Copy Fail
- CVE identifier: CVE-2026-31431
- CVSS score: 7.8
- Date of public disclosure: April 29, 2026; 2 months ago
- Discoverer: Taeyang Lee (Theori)
- Affected software: Linux kernel
- Website: copy.fail

= Copy Fail =

Computer security vulnerability (2026)

CVE-2026-31431, commonly known as Copy Fail, is a vulnerability in the Linux kernel that allows unauthorized privilege escalation, disclosed by security firm Theori to the public on 29 April 2026 and to the Linux kernel security team five weeks prior. The exploit blends into normal system activity via standard system calls and may be raised through 10 lines of Python.

== Characteristics ==
The vulnerability lets an unprivileged user make use of the address family AF_ALG in the Crypto API of the Linux kernel to perform controlled 4‑byte writes into the page cache, which backs the in‑memory copies of files.

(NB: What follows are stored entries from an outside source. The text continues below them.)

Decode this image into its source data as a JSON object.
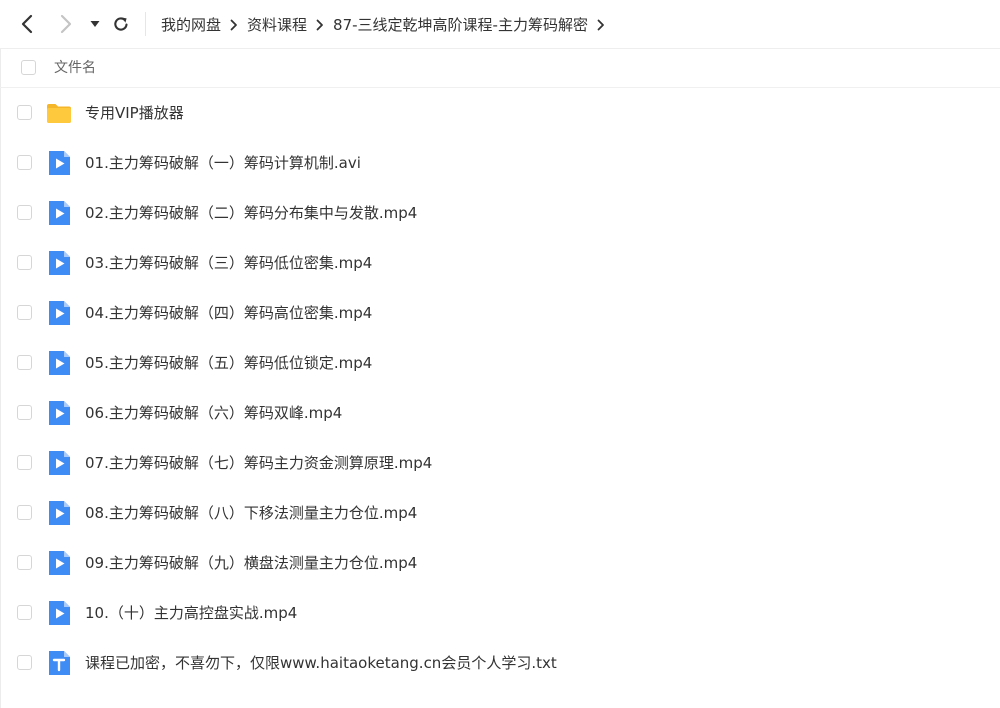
{
  "breadcrumb": [
    "我的网盘",
    "资料课程",
    "87-三线定乾坤高阶课程-主力筹码解密"
  ],
  "list_header": {
    "name_label": "文件名"
  },
  "files": [
    {
      "name": "专用VIP播放器",
      "icon": "folder-icon"
    },
    {
      "name": "01.主力筹码破解（一）筹码计算机制.avi",
      "icon": "video-file-icon"
    },
    {
      "name": "02.主力筹码破解（二）筹码分布集中与发散.mp4",
      "icon": "video-file-icon"
    },
    {
      "name": "03.主力筹码破解（三）筹码低位密集.mp4",
      "icon": "video-file-icon"
    },
    {
      "name": "04.主力筹码破解（四）筹码高位密集.mp4",
      "icon": "video-file-icon"
    },
    {
      "name": "05.主力筹码破解（五）筹码低位锁定.mp4",
      "icon": "video-file-icon"
    },
    {
      "name": "06.主力筹码破解（六）筹码双峰.mp4",
      "icon": "video-file-icon"
    },
    {
      "name": "07.主力筹码破解（七）筹码主力资金测算原理.mp4",
      "icon": "video-file-icon"
    },
    {
      "name": "08.主力筹码破解（八）下移法测量主力仓位.mp4",
      "icon": "video-file-icon"
    },
    {
      "name": "09.主力筹码破解（九）横盘法测量主力仓位.mp4",
      "icon": "video-file-icon"
    },
    {
      "name": "10.（十）主力高控盘实战.mp4",
      "icon": "video-file-icon"
    },
    {
      "name": "课程已加密，不喜勿下，仅限www.haitaoketang.cn会员个人学习.txt",
      "icon": "text-file-icon"
    }
  ],
  "colors": {
    "accent_blue": "#3f8cf5",
    "folder_yellow": "#ffc93d",
    "text": "#333333"
  }
}
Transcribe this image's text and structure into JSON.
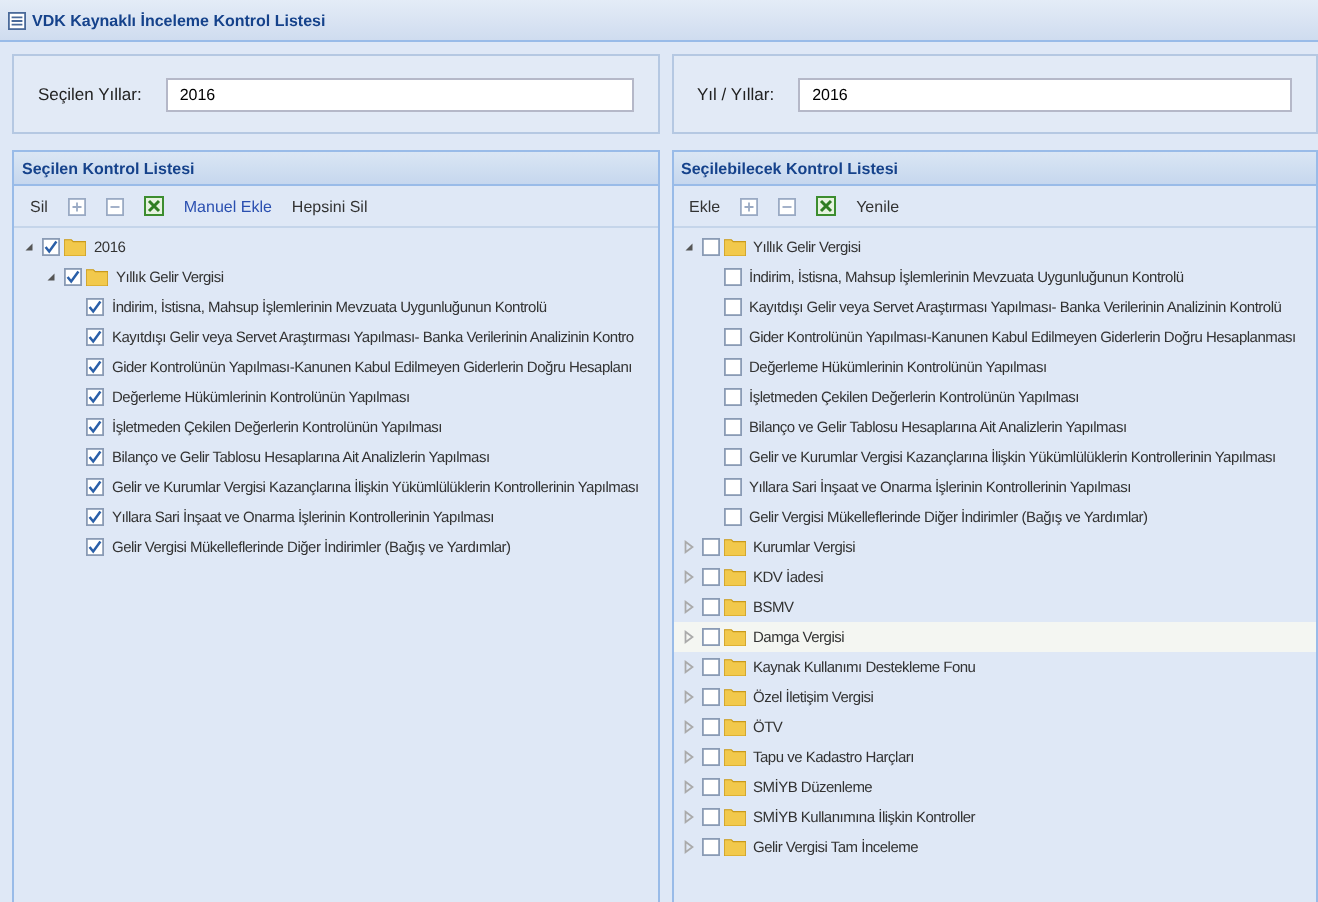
{
  "window": {
    "title": "VDK Kaynaklı İnceleme Kontrol Listesi"
  },
  "panels": [
    {
      "year_label": "Seçilen Yıllar:",
      "year_value": "2016",
      "title": "Seçilen Kontrol Listesi",
      "toolbar": [
        {
          "kind": "text",
          "label": "Sil"
        },
        {
          "kind": "expand"
        },
        {
          "kind": "collapse"
        },
        {
          "kind": "excel"
        },
        {
          "kind": "link",
          "label": "Manuel Ekle"
        },
        {
          "kind": "text",
          "label": "Hepsini Sil"
        }
      ],
      "tree": [
        {
          "label": "2016",
          "folder": true,
          "checked": true,
          "expanded": true,
          "selected": false,
          "children": [
            {
              "label": "Yıllık Gelir Vergisi",
              "folder": true,
              "checked": true,
              "expanded": true,
              "selected": false,
              "children": [
                {
                  "label": "İndirim, İstisna, Mahsup İşlemlerinin Mevzuata Uygunluğunun Kontrolü",
                  "folder": false,
                  "checked": true,
                  "selected": false
                },
                {
                  "label": "Kayıtdışı Gelir veya Servet Araştırması Yapılması- Banka Verilerinin Analizinin Kontro",
                  "folder": false,
                  "checked": true,
                  "selected": false
                },
                {
                  "label": "Gider Kontrolünün Yapılması-Kanunen Kabul Edilmeyen Giderlerin Doğru Hesaplanı",
                  "folder": false,
                  "checked": true,
                  "selected": false
                },
                {
                  "label": "Değerleme Hükümlerinin Kontrolünün Yapılması",
                  "folder": false,
                  "checked": true,
                  "selected": false
                },
                {
                  "label": "İşletmeden Çekilen Değerlerin Kontrolünün Yapılması",
                  "folder": false,
                  "checked": true,
                  "selected": false
                },
                {
                  "label": "Bilanço ve Gelir Tablosu Hesaplarına Ait Analizlerin Yapılması",
                  "folder": false,
                  "checked": true,
                  "selected": false
                },
                {
                  "label": "Gelir ve Kurumlar Vergisi Kazançlarına İlişkin Yükümlülüklerin Kontrollerinin Yapılması",
                  "folder": false,
                  "checked": true,
                  "selected": false
                },
                {
                  "label": "Yıllara Sari İnşaat ve Onarma İşlerinin Kontrollerinin Yapılması",
                  "folder": false,
                  "checked": true,
                  "selected": false
                },
                {
                  "label": "Gelir Vergisi Mükelleflerinde Diğer İndirimler (Bağış ve Yardımlar)",
                  "folder": false,
                  "checked": true,
                  "selected": false
                }
              ]
            }
          ]
        }
      ]
    },
    {
      "year_label": "Yıl / Yıllar:",
      "year_value": "2016",
      "title": "Seçilebilecek Kontrol Listesi",
      "toolbar": [
        {
          "kind": "text",
          "label": "Ekle"
        },
        {
          "kind": "expand"
        },
        {
          "kind": "collapse"
        },
        {
          "kind": "excel"
        },
        {
          "kind": "text",
          "label": "Yenile"
        }
      ],
      "tree": [
        {
          "label": "Yıllık Gelir Vergisi",
          "folder": true,
          "checked": false,
          "expanded": true,
          "selected": false,
          "children": [
            {
              "label": "İndirim, İstisna, Mahsup İşlemlerinin Mevzuata Uygunluğunun Kontrolü",
              "folder": false,
              "checked": false,
              "selected": false
            },
            {
              "label": "Kayıtdışı Gelir veya Servet Araştırması Yapılması- Banka Verilerinin Analizinin Kontrolü",
              "folder": false,
              "checked": false,
              "selected": false
            },
            {
              "label": "Gider Kontrolünün Yapılması-Kanunen Kabul Edilmeyen Giderlerin Doğru Hesaplanması",
              "folder": false,
              "checked": false,
              "selected": false
            },
            {
              "label": "Değerleme Hükümlerinin Kontrolünün Yapılması",
              "folder": false,
              "checked": false,
              "selected": false
            },
            {
              "label": "İşletmeden Çekilen Değerlerin Kontrolünün Yapılması",
              "folder": false,
              "checked": false,
              "selected": false
            },
            {
              "label": "Bilanço ve Gelir Tablosu Hesaplarına Ait Analizlerin Yapılması",
              "folder": false,
              "checked": false,
              "selected": false
            },
            {
              "label": "Gelir ve Kurumlar Vergisi Kazançlarına İlişkin Yükümlülüklerin Kontrollerinin Yapılması",
              "folder": false,
              "checked": false,
              "selected": false
            },
            {
              "label": "Yıllara Sari İnşaat ve Onarma İşlerinin Kontrollerinin Yapılması",
              "folder": false,
              "checked": false,
              "selected": false
            },
            {
              "label": "Gelir Vergisi Mükelleflerinde Diğer İndirimler (Bağış ve Yardımlar)",
              "folder": false,
              "checked": false,
              "selected": false
            }
          ]
        },
        {
          "label": "Kurumlar Vergisi",
          "folder": true,
          "checked": false,
          "expanded": false,
          "selected": false
        },
        {
          "label": "KDV İadesi",
          "folder": true,
          "checked": false,
          "expanded": false,
          "selected": false
        },
        {
          "label": "BSMV",
          "folder": true,
          "checked": false,
          "expanded": false,
          "selected": false
        },
        {
          "label": "Damga Vergisi",
          "folder": true,
          "checked": false,
          "expanded": false,
          "selected": true
        },
        {
          "label": "Kaynak Kullanımı Destekleme Fonu",
          "folder": true,
          "checked": false,
          "expanded": false,
          "selected": false
        },
        {
          "label": "Özel İletişim Vergisi",
          "folder": true,
          "checked": false,
          "expanded": false,
          "selected": false
        },
        {
          "label": "ÖTV",
          "folder": true,
          "checked": false,
          "expanded": false,
          "selected": false
        },
        {
          "label": "Tapu ve Kadastro Harçları",
          "folder": true,
          "checked": false,
          "expanded": false,
          "selected": false
        },
        {
          "label": "SMİYB Düzenleme",
          "folder": true,
          "checked": false,
          "expanded": false,
          "selected": false
        },
        {
          "label": "SMİYB Kullanımına İlişkin Kontroller",
          "folder": true,
          "checked": false,
          "expanded": false,
          "selected": false
        },
        {
          "label": "Gelir Vergisi Tam İnceleme",
          "folder": true,
          "checked": false,
          "expanded": false,
          "selected": false
        }
      ]
    }
  ]
}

By replacing code in the in‑memory copy of a readable executable stored in the page cache, an attacker can escalate user privileges when any privileged process later runs that corrupted version of the file. As most Linux utilities for changing users (e.g. su) run as privileged using setuid, the user privilege escalation surface is large.

== Affected software ==
Every Linux distribution using Linux kernel versions between 4.14 (2017) and 6.19.12 is at risk. Debian, Ubuntu, SUSE, Red Hat Enterprise Linux, and other Linux distributions were affected.

Many distributions and security sources recommended mitigating the issue via disabling the affected algif_aead kernel module. Some distributions—such as Arch Linux, Fedora, and Amazon Linux—had released patches at the time of the disclosure, but the vulnerability was disclosed by Theori before the affected distributions they advertised as vulnerable had released patches. As of 30 April 2026, SUSE, Red Hat, and Ubuntu have released mitigation guidance. As of May 5, detection rules from Kaspersky Lab have been added.

MAC mechanisms such as SELinux and AppArmor can mitigate the exploit, but only when they are configured so that only legitimately required services are granted access to the AF_ALG socket family. In default configurations, any unconfined or broadly permitted process can still open AF_ALG sockets, so the protection is effectively absent and the exploit remains reachable.

According to GrapheneOS, Android is unaffected due to its use of SELinux policies, where only the dumpstate process (used for bug reports) is permitted to create AF_ALG sockets.